Zusätzlich ist das Produkt mit einer CE-Kennzeichnung zu versehen. Diese muss sichtbar, dauerhaft und gut lesbar am Produkt selbst, auf der Verpackung oder in den Begleitunterlagen angebracht sein.

Ausnahmen bei grundlegender Veränderung oder unverhältnismässiger Belastung

Eine Ausnahme von der Barrierefreiheitspflicht besteht, wenn deren Umsetzung zu einer grundlegenden Veränderung des Produkts oder der Dienstleistung führen würde oder eine unverhältnismässige wirtschaftliche Belastung für das Unternehmen darstellt. In diesen Fällen müssen die Gründe sorgfältig dokumentiert, begründet und für fünf Jahre aufbewahrt werden. Die Marktüberwachungsbehörde kann diese Nachweise anfordern.

Wie wird das Gesetz durchgesetzt?

Die Durchsetzung erfolgt ab dem 28. Juni 2025 durch die neue Marktüberwachungsstelle der Länder für Barrierefreiheit (MLBF) mit Sitz in Magdeburg. Unternehmen müssen auf Anfrage nachweisen können, dass sie die Anforderungen erfüllen.

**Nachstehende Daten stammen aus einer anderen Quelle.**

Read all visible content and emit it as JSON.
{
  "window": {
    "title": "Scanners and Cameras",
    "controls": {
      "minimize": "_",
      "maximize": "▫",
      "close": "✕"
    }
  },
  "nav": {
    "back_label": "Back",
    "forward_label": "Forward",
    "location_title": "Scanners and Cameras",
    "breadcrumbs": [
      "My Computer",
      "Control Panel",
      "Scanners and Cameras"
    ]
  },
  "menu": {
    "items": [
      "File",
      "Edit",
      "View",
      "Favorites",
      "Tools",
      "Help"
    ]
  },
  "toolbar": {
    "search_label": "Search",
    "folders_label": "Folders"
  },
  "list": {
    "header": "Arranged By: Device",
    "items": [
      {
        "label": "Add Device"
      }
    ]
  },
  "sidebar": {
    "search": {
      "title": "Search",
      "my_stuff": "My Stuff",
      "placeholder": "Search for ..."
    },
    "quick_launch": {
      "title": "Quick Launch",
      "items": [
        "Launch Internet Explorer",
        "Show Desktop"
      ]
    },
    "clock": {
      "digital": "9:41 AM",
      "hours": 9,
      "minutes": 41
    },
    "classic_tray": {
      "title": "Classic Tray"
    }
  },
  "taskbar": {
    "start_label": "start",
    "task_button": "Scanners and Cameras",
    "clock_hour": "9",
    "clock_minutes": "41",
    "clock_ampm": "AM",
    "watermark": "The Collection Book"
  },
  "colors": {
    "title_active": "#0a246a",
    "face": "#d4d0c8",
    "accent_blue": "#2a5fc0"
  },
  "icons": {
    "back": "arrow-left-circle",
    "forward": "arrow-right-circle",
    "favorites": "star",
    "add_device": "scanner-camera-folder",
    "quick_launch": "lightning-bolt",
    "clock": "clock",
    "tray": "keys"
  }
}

Bei Verstössen drohen Bussgelder, Verkaufsverbote, die Entfernung oder Abschaltung digitaler Angebote.

Fazit

Das BFSG ist am 28. Juni 2025 vollständig in Kraft getreten. Die Regelung betrifft nicht nur grosse E-Commerce-Plattformen, sondern auch kleinere Anbieter mit Buchungs-, oder Verkaufsfunktionen. Unternehmen sollten ihre digitalen Angebote prüfen und gegebenenfalls anpassen oder die Ausnahmen stringent dokumentieren.